Cyrus R. Vance, Jr., District Attorney, New York (Andrew E. Seewald of counsel), for respondent.
Judgment, Supreme Court, New York County (Ruth Pickholz, J.), rendered February 15, 2012, as amended February 28, 2012, convicting defendant, after a jury trial, of murder in the second degree and gang assault in the first degree, and sentencing him to an aggregate term of 23 years to life, unanimously affirmed.

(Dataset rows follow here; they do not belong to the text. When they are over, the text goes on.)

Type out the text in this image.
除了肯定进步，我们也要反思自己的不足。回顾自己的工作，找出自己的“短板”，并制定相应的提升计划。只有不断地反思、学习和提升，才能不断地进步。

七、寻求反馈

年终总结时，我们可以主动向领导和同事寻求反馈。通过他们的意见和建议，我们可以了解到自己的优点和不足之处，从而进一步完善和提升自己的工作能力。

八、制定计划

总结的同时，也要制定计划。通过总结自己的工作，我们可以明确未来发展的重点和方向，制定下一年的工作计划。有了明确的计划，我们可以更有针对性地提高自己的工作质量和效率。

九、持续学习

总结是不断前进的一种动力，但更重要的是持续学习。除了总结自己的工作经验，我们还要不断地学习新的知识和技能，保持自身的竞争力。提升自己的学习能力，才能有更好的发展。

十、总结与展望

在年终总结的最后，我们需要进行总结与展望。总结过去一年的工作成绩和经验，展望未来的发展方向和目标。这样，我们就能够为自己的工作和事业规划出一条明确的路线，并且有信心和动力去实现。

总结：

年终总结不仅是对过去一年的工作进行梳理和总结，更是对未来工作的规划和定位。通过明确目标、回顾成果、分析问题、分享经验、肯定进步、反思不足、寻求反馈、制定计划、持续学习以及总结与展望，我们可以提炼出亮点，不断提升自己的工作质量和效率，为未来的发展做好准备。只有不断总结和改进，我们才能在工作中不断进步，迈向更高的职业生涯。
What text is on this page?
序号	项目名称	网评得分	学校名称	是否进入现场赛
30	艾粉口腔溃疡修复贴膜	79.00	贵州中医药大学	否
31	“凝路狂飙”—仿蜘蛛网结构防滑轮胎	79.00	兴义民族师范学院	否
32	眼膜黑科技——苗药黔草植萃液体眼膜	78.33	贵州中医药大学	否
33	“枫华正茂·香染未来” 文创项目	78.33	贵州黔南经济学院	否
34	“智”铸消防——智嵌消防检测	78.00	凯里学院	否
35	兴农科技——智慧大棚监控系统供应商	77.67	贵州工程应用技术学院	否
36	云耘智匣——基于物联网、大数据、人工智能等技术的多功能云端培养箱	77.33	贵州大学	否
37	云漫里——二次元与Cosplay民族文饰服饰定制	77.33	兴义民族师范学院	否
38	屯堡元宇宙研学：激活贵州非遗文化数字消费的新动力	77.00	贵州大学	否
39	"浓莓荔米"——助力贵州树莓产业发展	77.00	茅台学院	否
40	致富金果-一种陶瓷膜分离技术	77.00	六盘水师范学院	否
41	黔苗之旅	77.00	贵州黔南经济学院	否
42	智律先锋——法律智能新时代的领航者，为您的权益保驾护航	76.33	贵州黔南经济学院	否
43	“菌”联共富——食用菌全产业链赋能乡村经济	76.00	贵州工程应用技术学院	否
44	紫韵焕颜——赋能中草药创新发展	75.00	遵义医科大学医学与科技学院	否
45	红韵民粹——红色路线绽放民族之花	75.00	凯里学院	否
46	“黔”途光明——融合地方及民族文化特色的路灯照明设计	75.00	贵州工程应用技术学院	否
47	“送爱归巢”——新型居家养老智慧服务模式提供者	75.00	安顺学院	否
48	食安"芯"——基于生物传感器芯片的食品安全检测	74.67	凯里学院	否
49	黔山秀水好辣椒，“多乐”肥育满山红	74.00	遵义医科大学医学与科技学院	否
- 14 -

Defendant was not prejudiced by the court's postsummation change of plan regarding a jury instruction. Before summations, the court granted the prosecution's request for an accessorial liability charge, over defendant's objection. During his summation, defense counsel referred to the prosecutor's anticipated alternative argument that defendant acted as an accessory, arguing that it represented a change of course for the prosecution, reflecting a lack of confidence in its case. The prosecutor's summation emphasized the extensive proof that defendant personally killed the deceased, but briefly mentioned an alternative theory of accessorial liability. After summations, the court determined that it would not charge accessorial liability. This was error, because it misled defense counsel as to what the court intended to charge. However, the error was plainly harmless, because there was overwhelming evidence that defendant personally stabbed the victim to death, because defense counsel was not prevented from fully arguing to the jury regarding the key issue of whether defendant himself committed the crime, and because the effect of the court's change of course upon the defense summation was insignificant (see People v Miller, 70 NY2d 903, 907 [1987]).
The court properly declined to submit manslaughter in the first degree as a lesser included [*2]offense. Given the types, locations, and multiplicity of the stab wounds, there was no reasonable view of the evidence, viewed most favorably to defendant, that he acted with anything less than homicidal intent (see People v Butler, 84 NY2d 627 [1994]). Concur—Tom, J.P., Acosta, Andrias, Moskowitz and Clark, JJ.